Though not tied to the government’s nuclear waste, the plan brought opposition similar to that for the earlier plan. Steve Woydziak, a hardware store owner, led the fight against the waste. He resigned his position on the chamber of commerce to protest support from local businesses.

“We have telephone poles blown over in the wind,” Woydziak said. “How would you like barrels of radioactive waste sitting around? We’d have had semis coming from all four directions.”

He said families would have moved away from Lyons, negating any economic benefit.

“There would’ve been a massive loss,” he said. “Everybody I talked to who had children said they wouldn’t stay. People were scared to death.”

Eventually, the bad publicity and lack of local support convinced Rickano Corp. officials to drop consideration of the site.

Continuing debate

It’s been 47 years since the National Academy of Sciences first recommended the government find long-term storage for the nation’s nuclear waste.

Congress has approved Yucca Mountain in southern Nevada, a site supported by President Bush. Plans call for as much as 77,000 metric tons of waste to be stored there beginning in 2010.

But those familiar with the process say the courts will ultimately decide whether any radioactive waste makes its way to Yucca Mountain. Until then, the waste is in temporary storage at the nation’s 103 nuclear power plants.

“This whole process has been so long,” said Hambleton, the former survey director. “I think the reason it finally passed was because everybody’s so sick of it.”
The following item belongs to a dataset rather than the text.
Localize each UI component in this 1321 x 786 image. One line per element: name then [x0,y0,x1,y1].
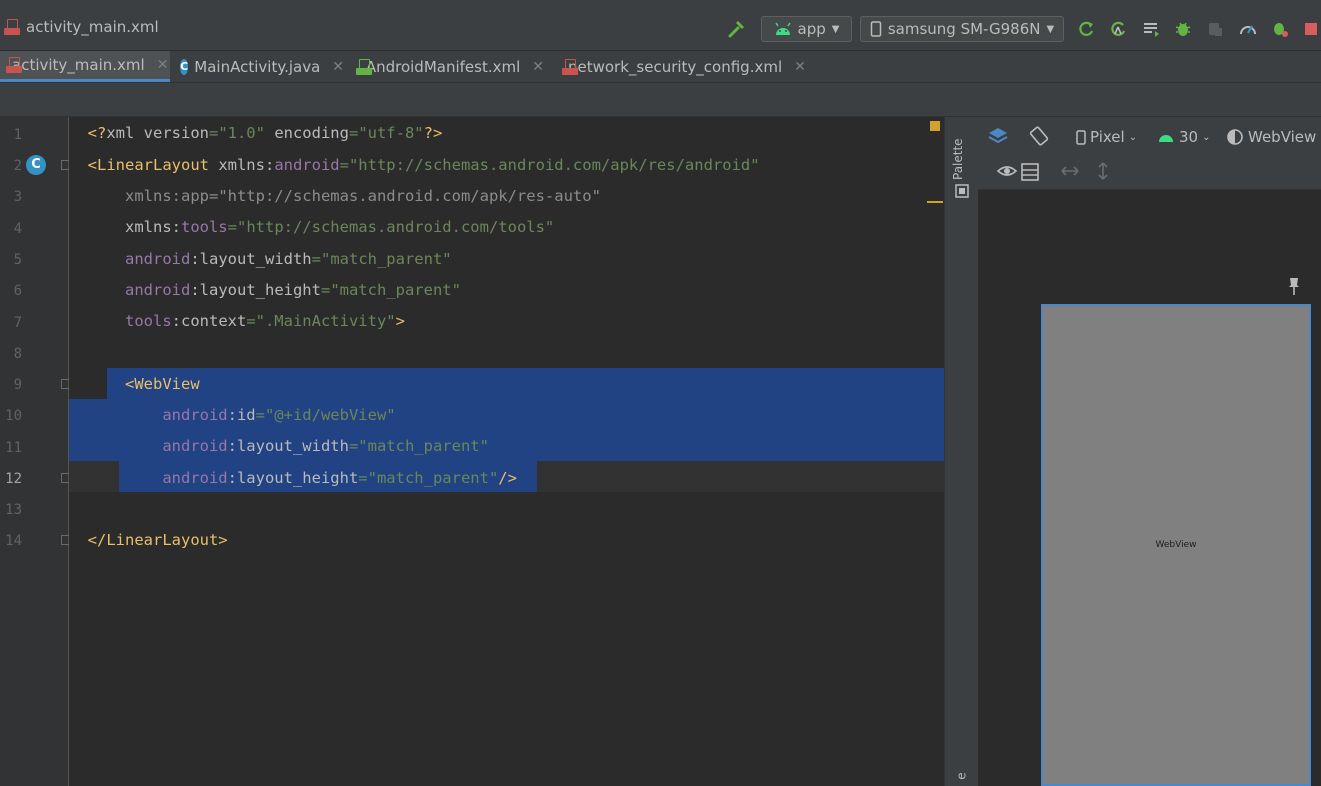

Added former associate director Angino: “You mention radioactivity and people go nuts. Even if you’re a person who wants nothing to do with nuclear power, you have to decide what to do with the waste that’s already been accumulated. You can’t wave a wand and solve the problem.”

Lyons residents now say they’re glad it’s somebody else’s problem.

“It caused a hell of an uproar,” said Paul Jones, editor of the Lyons Daily News. “It disrupted the town for quite a while.”